Soft comforting parting words such as “Rest in peace,” “Da yie,” “Nyame mfa wo nsie” and “Sleep well in the Lord,” are common when paying tributes to the dead. But during the week, such words were seriously challenged and virtually mocked at on social media and other news channels in an unfortunate incident that seemed like a movie.
Per a video that I saw and pieces of news that I read in the tabloids and on the internet earlier in the week, the conclusion I came to was that the dead should never be asked to rest in peace or sleep well because even at a solemn place like a graveside and even before the priest’s final committal, anything can happen to the lifeless body of a dear one about to be buried.
The video and news that made the rounds pointed to a drama which unfolded last Saturday when a mortuary attendant purportedly seized captive, a corpse that was about to be laid to rest at the Tema Community 9 cemetery.
According to the story, the family of the deceased allegedly refused to pay the mortuary attendant an amount of GHC40 which he had demanded for dressing the corpse for burial. While waiting for the family to pay him the money, he went on to attend to other corpses. On his blindside and before he realised, the family had managed to smuggle the body out without paying his GHC40.
As per the story which was published in Today newspaper on 15th February, 2017 and monitored on Kasapafmonline.com, the attendant, in the company of his friend, quickly went to the graveyard and at a point when the family was about to bury the dead man, seized the coffin, opened it, picked out the body and started heading back to the mortuary with it.
Much as the story sounded like an African movie, there have been pictures in circulation showing the attendant and his friend actually at the graveside of the deceased and seen removing the body from the coffin.
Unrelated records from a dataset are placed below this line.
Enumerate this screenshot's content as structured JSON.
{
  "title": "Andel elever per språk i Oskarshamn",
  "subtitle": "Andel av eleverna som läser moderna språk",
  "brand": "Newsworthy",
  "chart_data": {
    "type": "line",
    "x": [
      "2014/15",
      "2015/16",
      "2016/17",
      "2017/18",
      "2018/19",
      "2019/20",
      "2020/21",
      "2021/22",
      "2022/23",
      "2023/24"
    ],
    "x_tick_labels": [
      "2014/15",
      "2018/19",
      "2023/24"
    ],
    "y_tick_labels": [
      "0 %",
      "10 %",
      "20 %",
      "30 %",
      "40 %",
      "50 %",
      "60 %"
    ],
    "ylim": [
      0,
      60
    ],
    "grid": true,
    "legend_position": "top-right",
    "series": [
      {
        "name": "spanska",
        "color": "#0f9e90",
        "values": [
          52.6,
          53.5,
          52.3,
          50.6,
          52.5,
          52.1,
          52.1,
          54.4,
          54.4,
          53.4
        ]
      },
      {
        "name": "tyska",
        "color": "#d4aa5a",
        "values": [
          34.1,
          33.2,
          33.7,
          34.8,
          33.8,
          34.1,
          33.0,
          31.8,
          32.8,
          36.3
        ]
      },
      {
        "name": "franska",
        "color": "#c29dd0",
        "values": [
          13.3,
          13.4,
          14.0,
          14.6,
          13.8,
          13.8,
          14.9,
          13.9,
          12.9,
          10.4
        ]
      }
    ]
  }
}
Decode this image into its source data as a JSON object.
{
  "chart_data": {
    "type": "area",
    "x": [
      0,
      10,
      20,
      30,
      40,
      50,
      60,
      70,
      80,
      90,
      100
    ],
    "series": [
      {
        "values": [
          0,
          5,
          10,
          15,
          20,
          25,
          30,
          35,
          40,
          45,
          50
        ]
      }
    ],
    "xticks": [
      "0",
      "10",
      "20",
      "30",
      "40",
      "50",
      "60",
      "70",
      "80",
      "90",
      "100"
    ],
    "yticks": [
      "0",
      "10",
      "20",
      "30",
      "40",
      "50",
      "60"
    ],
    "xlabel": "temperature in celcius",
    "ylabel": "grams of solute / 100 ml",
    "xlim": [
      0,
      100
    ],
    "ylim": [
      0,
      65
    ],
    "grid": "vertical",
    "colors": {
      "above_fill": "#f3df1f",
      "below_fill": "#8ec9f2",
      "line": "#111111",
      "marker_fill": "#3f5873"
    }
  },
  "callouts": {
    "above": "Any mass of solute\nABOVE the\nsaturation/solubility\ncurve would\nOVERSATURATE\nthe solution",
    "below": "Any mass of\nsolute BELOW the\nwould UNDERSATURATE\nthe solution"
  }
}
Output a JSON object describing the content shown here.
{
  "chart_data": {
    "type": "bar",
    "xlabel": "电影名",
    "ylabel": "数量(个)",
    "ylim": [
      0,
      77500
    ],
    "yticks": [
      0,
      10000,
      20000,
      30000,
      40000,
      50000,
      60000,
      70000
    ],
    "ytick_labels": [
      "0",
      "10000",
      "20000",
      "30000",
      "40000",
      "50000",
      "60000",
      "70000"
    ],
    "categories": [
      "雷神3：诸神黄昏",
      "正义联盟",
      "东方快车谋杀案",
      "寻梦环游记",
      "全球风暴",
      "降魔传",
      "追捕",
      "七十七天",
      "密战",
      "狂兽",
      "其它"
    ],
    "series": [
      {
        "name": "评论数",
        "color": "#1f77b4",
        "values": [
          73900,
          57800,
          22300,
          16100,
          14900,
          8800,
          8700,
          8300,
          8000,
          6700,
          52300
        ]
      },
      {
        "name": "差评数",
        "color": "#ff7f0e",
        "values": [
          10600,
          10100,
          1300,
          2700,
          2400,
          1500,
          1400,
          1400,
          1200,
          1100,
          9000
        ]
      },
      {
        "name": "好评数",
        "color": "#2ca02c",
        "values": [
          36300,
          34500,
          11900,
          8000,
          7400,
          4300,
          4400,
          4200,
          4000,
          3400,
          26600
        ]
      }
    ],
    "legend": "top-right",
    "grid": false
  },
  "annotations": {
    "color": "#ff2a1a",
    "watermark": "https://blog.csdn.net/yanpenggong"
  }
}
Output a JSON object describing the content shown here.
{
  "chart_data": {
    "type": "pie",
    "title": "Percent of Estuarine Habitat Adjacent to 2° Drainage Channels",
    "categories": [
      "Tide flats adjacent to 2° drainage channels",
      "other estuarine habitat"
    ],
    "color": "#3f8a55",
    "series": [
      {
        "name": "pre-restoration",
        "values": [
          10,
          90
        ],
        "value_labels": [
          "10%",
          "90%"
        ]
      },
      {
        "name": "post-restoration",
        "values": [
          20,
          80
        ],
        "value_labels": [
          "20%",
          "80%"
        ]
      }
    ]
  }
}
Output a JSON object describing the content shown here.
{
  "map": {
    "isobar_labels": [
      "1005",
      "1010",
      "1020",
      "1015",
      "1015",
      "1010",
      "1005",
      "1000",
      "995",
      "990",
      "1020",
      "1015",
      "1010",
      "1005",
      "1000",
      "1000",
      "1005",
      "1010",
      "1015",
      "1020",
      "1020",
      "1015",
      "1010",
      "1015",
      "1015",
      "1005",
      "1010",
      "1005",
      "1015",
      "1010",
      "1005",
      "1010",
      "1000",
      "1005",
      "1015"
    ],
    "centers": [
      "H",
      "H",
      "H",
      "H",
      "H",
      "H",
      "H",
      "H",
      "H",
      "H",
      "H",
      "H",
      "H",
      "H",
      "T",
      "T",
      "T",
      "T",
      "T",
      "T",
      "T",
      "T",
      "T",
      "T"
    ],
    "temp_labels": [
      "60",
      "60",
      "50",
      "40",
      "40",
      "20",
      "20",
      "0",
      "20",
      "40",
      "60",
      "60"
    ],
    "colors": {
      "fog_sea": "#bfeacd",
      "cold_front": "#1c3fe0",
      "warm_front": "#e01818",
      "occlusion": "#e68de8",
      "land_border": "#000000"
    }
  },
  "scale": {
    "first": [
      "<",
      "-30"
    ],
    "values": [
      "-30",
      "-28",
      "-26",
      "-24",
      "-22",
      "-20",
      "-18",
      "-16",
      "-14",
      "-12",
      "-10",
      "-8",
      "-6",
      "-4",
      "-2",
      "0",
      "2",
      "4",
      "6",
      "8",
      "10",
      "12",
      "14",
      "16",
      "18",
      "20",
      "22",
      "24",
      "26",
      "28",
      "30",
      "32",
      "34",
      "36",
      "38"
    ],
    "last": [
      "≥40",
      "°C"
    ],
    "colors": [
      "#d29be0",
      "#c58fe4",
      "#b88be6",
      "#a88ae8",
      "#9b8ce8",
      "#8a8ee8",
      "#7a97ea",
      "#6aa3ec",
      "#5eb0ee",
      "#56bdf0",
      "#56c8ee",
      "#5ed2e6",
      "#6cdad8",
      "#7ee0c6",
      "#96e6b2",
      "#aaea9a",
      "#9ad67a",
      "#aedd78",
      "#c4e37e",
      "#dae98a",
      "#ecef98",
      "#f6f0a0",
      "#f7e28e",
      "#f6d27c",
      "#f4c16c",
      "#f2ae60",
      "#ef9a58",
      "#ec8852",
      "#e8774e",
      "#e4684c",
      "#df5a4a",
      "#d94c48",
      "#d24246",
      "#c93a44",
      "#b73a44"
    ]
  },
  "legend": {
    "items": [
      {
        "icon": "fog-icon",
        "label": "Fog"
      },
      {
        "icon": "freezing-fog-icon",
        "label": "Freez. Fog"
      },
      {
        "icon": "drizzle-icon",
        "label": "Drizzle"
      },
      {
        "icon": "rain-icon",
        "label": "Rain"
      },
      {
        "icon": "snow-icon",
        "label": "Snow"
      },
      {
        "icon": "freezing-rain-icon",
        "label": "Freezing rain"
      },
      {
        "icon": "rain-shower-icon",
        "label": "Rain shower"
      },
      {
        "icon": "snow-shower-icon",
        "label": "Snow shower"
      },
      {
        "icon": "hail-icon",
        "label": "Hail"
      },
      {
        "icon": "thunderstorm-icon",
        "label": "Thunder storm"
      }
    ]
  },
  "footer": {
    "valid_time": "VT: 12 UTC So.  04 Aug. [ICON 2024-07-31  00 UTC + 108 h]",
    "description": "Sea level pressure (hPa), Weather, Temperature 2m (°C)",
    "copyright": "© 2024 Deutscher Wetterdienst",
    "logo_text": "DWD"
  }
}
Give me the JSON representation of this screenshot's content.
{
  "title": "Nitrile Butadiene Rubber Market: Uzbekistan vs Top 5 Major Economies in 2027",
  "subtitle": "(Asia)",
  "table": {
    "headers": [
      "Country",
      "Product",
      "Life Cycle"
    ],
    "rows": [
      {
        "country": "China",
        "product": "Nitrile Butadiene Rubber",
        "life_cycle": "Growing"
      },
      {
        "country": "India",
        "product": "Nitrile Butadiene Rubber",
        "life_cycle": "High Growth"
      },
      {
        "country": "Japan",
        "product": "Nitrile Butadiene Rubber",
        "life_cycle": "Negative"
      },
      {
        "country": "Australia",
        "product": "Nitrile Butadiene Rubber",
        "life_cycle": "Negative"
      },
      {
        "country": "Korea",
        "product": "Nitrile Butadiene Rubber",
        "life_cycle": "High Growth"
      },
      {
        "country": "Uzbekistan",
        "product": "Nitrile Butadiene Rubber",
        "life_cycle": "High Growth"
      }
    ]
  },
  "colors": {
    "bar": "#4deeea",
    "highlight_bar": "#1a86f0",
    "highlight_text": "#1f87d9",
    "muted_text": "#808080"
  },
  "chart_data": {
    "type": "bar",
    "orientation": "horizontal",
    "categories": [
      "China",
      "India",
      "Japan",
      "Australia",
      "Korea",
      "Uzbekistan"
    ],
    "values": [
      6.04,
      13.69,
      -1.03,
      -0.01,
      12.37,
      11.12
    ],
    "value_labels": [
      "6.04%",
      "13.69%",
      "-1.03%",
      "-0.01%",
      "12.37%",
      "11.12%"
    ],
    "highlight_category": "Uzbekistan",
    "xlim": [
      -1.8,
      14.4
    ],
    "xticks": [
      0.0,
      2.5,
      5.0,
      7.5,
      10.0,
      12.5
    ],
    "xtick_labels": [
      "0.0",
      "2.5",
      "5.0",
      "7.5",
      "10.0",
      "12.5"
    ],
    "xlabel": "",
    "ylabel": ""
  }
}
What is surprising is that while all that drama unfolded, family members and some sympathisers stood by watching on while some others were busy taking pictures and videos with their mobile phones.
Since the unfortunate drama at the graveside last Saturday, there have been reports that the management of the Tema General Hospital has issued out a press statement indicating that a team had been put in place to investigate the conduct of the mortuary attendant.
But this unfolding event baffles and leaves one wondering as to what happened to the reverence that our culture is supposed to give to the dead? So closing the casket on the dead is not the final rest? The whole incident sounds disgusting and an affront to the dignity and respect we normally accord to the dead as far as our culture is concerned. Why would the anger of a mortuary attendant over GHC40 be turned on a dead body, in the heart of a cemetery and about to be buried? And then we have mourners who would look on helpless for the sake of GHC40 for their departed to be so humiliated even in at his graveside?
One does hear about desecrated and looted graves in some cemeteries and one frowns on those acts. However, the story at the Tema Community 9 cemetery is probably the height of it. These despicable and horrendous acts tell us that we should not be too quick in bidding farewell to our loved ones and pronouncing a peaceful rest on them because even in the grave, they could be held to ransom.
What unfolded at the Tema Community 9 cemetery was nothing but a truism that we have reached a point of utmost indiscipline in all aspects of our lives. There is no fear and there is simply no order. People would dare anything and are prepared to take the law into their own hands and play it according to their own dictates, no matter the circumstance.
Where on earth would a hospital’s mortuary attendant, over and above his scheduled job, fix his own terms with a customer and hold them to ransom in default? Is that even not a case of corruption? That someone who is paid a monthly salary for his normal job uses his employer’s time and sometimes resources to demand from a customer further payment on his own terms?
How rotten can it get that a bereaved family could be blackmailed simply because we love the dead? We have allowed unruly behaviour to go on unchallenged for too long. It is almost like destroying institutions and practices and to some extent, our culture.
It is good that the hospital’s management has taken the matter up with the promise to investigate what happened at the Tema General Hospital’s mortuary last Saturday. One can only hope that the hospital sends a strong message out there to all of its staff members who are involved in any untoward practices that can hold patients and families to ransom.
All said and done, I would not be surprised to see all this captured in the next African movie near you – “Holding a corpse to ransom – parts 1 and 2.”